New Year
It's New Year- if you've been
anywhere near a message board today, you can't have escaped that. What
that means is that the planet Earth is at almost but not quite exactly the
same point in its rotation around the sun as it was last January 1st- with
regard to the respective positions of both bodies, of course. However, as
our whole galaxy is slowly rotating (as I understand it), we are most
certainly not in the same point in the universe as we were last January
1st- in fact we're many, many miles away. Our system of numbering years is
based on a dubious medieval calculation of the number of years since the
birth of Jesus Christ, which we celebrate a full week before the New Year.
The months of the year are a refinement of the Roman system which
initially only had ten months and a system of intercalary days to make the
numbers up so the months kept pace with the seasons otherwise we'd have
winter in June. And a day, although all our clocks and watches are
manufactured to reflect days of 24 hours, each of 60 minutes containing 60
seconds, does not consist of exactly 24 hours.
What I'm trying to say by this
is that we live so completely inside our system of measuring time that we
forget if we're not careful that it's just that- our way of making sense
of day and night, winter and summer, now and half an hour ago. Douglas
Adams famously wrote that time is an illusion and lunchtime doubly so, but
I don't think he was right. Time is an illusion in that it's our way as
human beings of imposing an order on the world and on ourselves, but it
makes no difference to the elements or the Earth- it doesn't have an
existence outside our perception of its passing. On the other hand,
lunchtime is when you feel hungry in the middle of the day.

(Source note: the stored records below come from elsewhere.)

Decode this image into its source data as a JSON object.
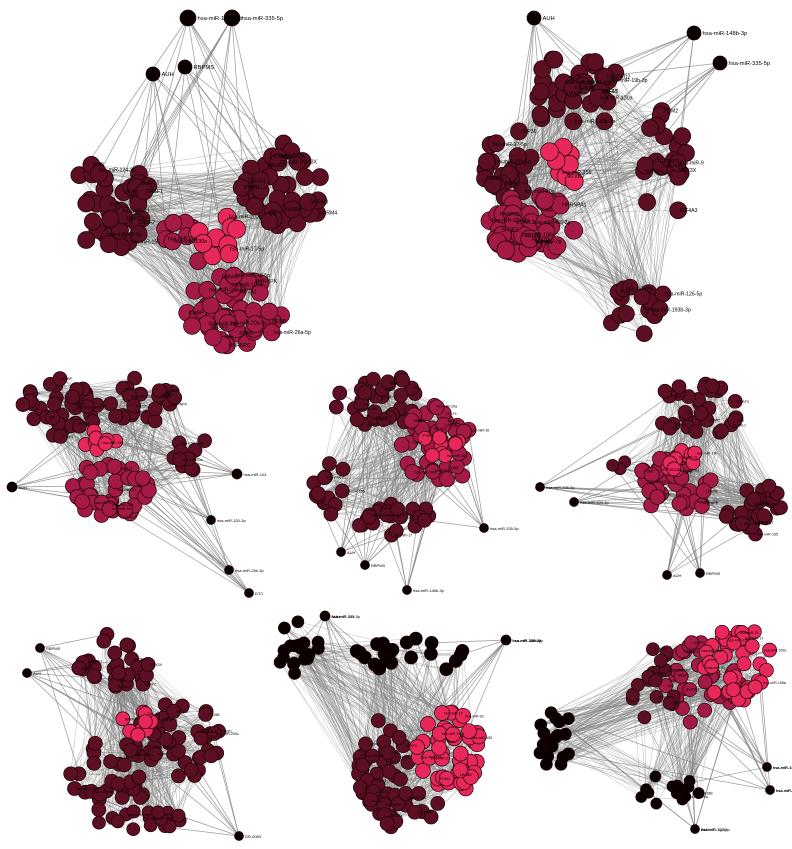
{
  "colors": {
    "edge": "#808080",
    "node_hub": "#e8285a",
    "node_mid": "#a41a45",
    "node_dark": "#5c0f22",
    "node_black": "#0a0000",
    "node_stroke": "#1a0006"
  },
  "panels": [
    {
      "id": "p1",
      "outer_labels": [
        "hsa-miR-335-5p",
        "hsa-miR-148b-3p",
        "AUH",
        "RBPMS"
      ],
      "labels": [
        "SUB1",
        "SRSF2",
        "RBFOX2",
        "FUS",
        "PRC",
        "SRRM4",
        "EIF4A3",
        "DDX24",
        "HNRNPD",
        "SRRM3",
        "PTBP1",
        "CNBP",
        "RBM47",
        "HNRNPC",
        "NOVA1",
        "hsa-miR-19b",
        "hsa-miR-106a",
        "hsa-miR-20a-5p",
        "hsa-miR-130a",
        "hsa-miR-17-5p",
        "hsa-miR-93-5p",
        "hsa-miR-155",
        "hsa-miR-124-3p",
        "hsa-miR-21",
        "ELAVL1",
        "SRSF1",
        "KHSRP",
        "QKI",
        "CELF1",
        "DDX3X",
        "CDC40",
        "PUM1",
        "SRSF3",
        "HNRNPK",
        "LIN28B",
        "hsa-miR-26a-5p",
        "hsa-miR-34a-5p",
        "hsa-miR-16-5p",
        "hsa-miR-29a",
        "hsa-miR-200c"
      ]
    },
    {
      "id": "p2",
      "outer_labels": [
        "AUH",
        "hsa-miR-148b-3p",
        "hsa-miR-335-5p"
      ],
      "labels": [
        "SRSF7",
        "FASTKD2",
        "TAF15",
        "U2AF2",
        "YTHDF3",
        "LARP4",
        "RBM4",
        "ZFP36",
        "PABPC1",
        "SRSF3",
        "NOVA1",
        "CELF1",
        "MOV10",
        "PUM2",
        "GRSF1",
        "hsa-miR-1",
        "hsa-miR-9",
        "hsa-miR-193b-3p",
        "hsa-miR-126-5p",
        "ATXN2",
        "hsa-miR-19b-3p",
        "hsa-miR-130b-3p",
        "hsa-miR-19b",
        "hsa-miR-130a",
        "hsa-miR-145a",
        "hsa-miR-192-5p",
        "hsa-miR-17-5p",
        "hsa-miR-20a",
        "hsa-miR-23a-3p",
        "hsa-miR-455-3p",
        "hsa-miR-106a",
        "hsa-miR-7g",
        "HNRNPA1",
        "ELAVL1",
        "IGF2BP1",
        "DDX3X",
        "EIF4A3",
        "FUS",
        "hsa-miR-21",
        "hsa-miR-155"
      ]
    },
    {
      "id": "p3",
      "outer_labels": [
        "AUH",
        "hsa-miR-103",
        "hsa-miR-320-3p",
        "hsa-miR-25b-3p",
        "DTC"
      ],
      "labels": [
        "SRSF1",
        "ELAVL1",
        "FUS",
        "QKI",
        "PTBP1",
        "HNRNPK",
        "CELF1",
        "PUM2",
        "LIN28B",
        "RBM47",
        "hsa-miR-21",
        "hsa-miR-155",
        "hsa-miR-17",
        "hsa-miR-93",
        "hsa-miR-106a",
        "hsa-miR-20a",
        "hsa-miR-19b",
        "SRSF3",
        "TIA1",
        "KHSRP",
        "U2AF2",
        "CNBP",
        "DDX3X",
        "EIF4A3",
        "hsa-miR-16",
        "hsa-miR-29a"
      ]
    },
    {
      "id": "p4",
      "outer_labels": [
        "AUH",
        "RBPMS",
        "hsa-miR-148b-3p",
        "hsa-miR-335-5p"
      ],
      "labels": [
        "SRSF1",
        "ELAVL1",
        "FUS",
        "TAF15",
        "QKI",
        "PTBP1",
        "HNRNPK",
        "CELF1",
        "PUM2",
        "LIN28B",
        "RBM47",
        "hsa-miR-21",
        "hsa-miR-155",
        "hsa-miR-17",
        "hsa-miR-93",
        "hsa-miR-106a",
        "hsa-miR-20a",
        "hsa-miR-19b",
        "SRSF3",
        "TIA1",
        "KHSRP",
        "U2AF2",
        "CNBP",
        "DDX3X",
        "EIF4A3",
        "hsa-miR-16",
        "hsa-miR-29a",
        "hsa-miR-200c"
      ]
    },
    {
      "id": "p5",
      "outer_labels": [
        "hsa-miR-335-5p",
        "hsa-miR-320-3p",
        "AUH",
        "RBPMS"
      ],
      "labels": [
        "SRSF1",
        "ELAVL1",
        "FUS",
        "QKI",
        "PTBP1",
        "HNRNPK",
        "CELF1",
        "PUM2",
        "LIN28B",
        "hsa-miR-21",
        "hsa-miR-155",
        "hsa-miR-17",
        "hsa-miR-93",
        "hsa-miR-106a",
        "hsa-miR-20a",
        "hsa-miR-19b",
        "SRSF3",
        "TIA1",
        "KHSRP",
        "U2AF2",
        "CNBP",
        "DDX3X",
        "hsa-miR-16",
        "hsa-miR-29a"
      ]
    },
    {
      "id": "p6",
      "outer_labels": [
        "RBPMS",
        "AUH",
        "DR-0083"
      ],
      "labels": [
        "SRSF1",
        "ELAVL1",
        "FUS",
        "QKI",
        "PTBP1",
        "HNRNPK",
        "CELF1",
        "PUM2",
        "LIN28B",
        "MOV10",
        "hsa-miR-21",
        "hsa-miR-155",
        "hsa-miR-17",
        "hsa-miR-93",
        "hsa-miR-106a",
        "hsa-miR-20a",
        "hsa-miR-19b",
        "SRSF3",
        "TIA1",
        "KHSRP",
        "U2AF2",
        "CNBP",
        "DDX3X",
        "hsa-miR-16",
        "hsa-miR-29a",
        "hsa-miR-200c"
      ]
    },
    {
      "id": "p7",
      "outer_labels": [
        "AUH",
        "hsa-miR-148b-3p",
        "hsa-miR-335-5p",
        "hsa-miR-320-3p",
        "hsa-miR-103",
        "hsa-miR-25b-3p"
      ],
      "labels": [
        "YTHDF1",
        "SRSF1",
        "ELAVL1",
        "FUS",
        "QKI",
        "PTBP1",
        "HNRNPK",
        "CELF1",
        "PUM2",
        "LIN28B",
        "hsa-miR-21",
        "hsa-miR-155",
        "hsa-miR-17",
        "hsa-miR-93",
        "hsa-miR-106a",
        "hsa-miR-20a",
        "SRSF3",
        "TIA1",
        "KHSRP",
        "U2AF2",
        "CNBP",
        "DDX3X",
        "hsa-miR-16",
        "hsa-miR-29a"
      ]
    },
    {
      "id": "p8",
      "outer_labels": [
        "AUH",
        "hsa-miR-148b-3p",
        "hsa-miR-335-5p",
        "hsa-miR-320-3p",
        "hsa-miR-103",
        "hsa-miR-25b-3p",
        "hsa-miR-7g-5p"
      ],
      "labels": [
        "SRSF1",
        "ELAVL1",
        "FUS",
        "QKI",
        "PTBP1",
        "HNRNPK",
        "CELF1",
        "PUM2",
        "LIN28B",
        "hsa-miR-21",
        "hsa-miR-155",
        "hsa-miR-17",
        "hsa-miR-93",
        "hsa-miR-106a",
        "hsa-miR-20a",
        "SRSF3",
        "TIA1",
        "KHSRP",
        "U2AF2",
        "CNBP",
        "DDX3X",
        "hsa-miR-16",
        "hsa-miR-29a",
        "hsa-miR-200c"
      ]
    }
  ]
}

Human nature is no respecter
of times and dates either. The papers this morning have been full of
messages of how another year is another opportunity for us to learn to
live alongside each other in a better and more harmonious way- twas ever
thus. Human beings have been on this planet for thousands of years now and
I think it's fair to say that even the most recent millennia of human
social development have shown that by and large, homo sapiens is
aggressive, territorial, acquisitive and cares primarily for its immediate
family group. Displays of altruism are generally reserved for immediate
and visible suffering, and even then tend to be conditional on the race,
nationality or belief system of the beneficiary. In many ways, we still
live in caves and live to furnish the cave and provide for those nearest
to us, in spite of the progress made in the last couple of centuries
towards a fairer and more compassionate world. We will always put our
loved ones first and then consider whether we have anything to spare for
the stranger at the door-if nothing else, our failure to move away from
this and into a wider understanding of what it means to be a member of the
human race shows us that psychologically we haven't moved on. We may give
up smoking, diet, or try a new life-enhancing hobby this year, but we will
still be the same human animal that we always were, and moving into the
arbitrary calendar year 2004 has changed nothing.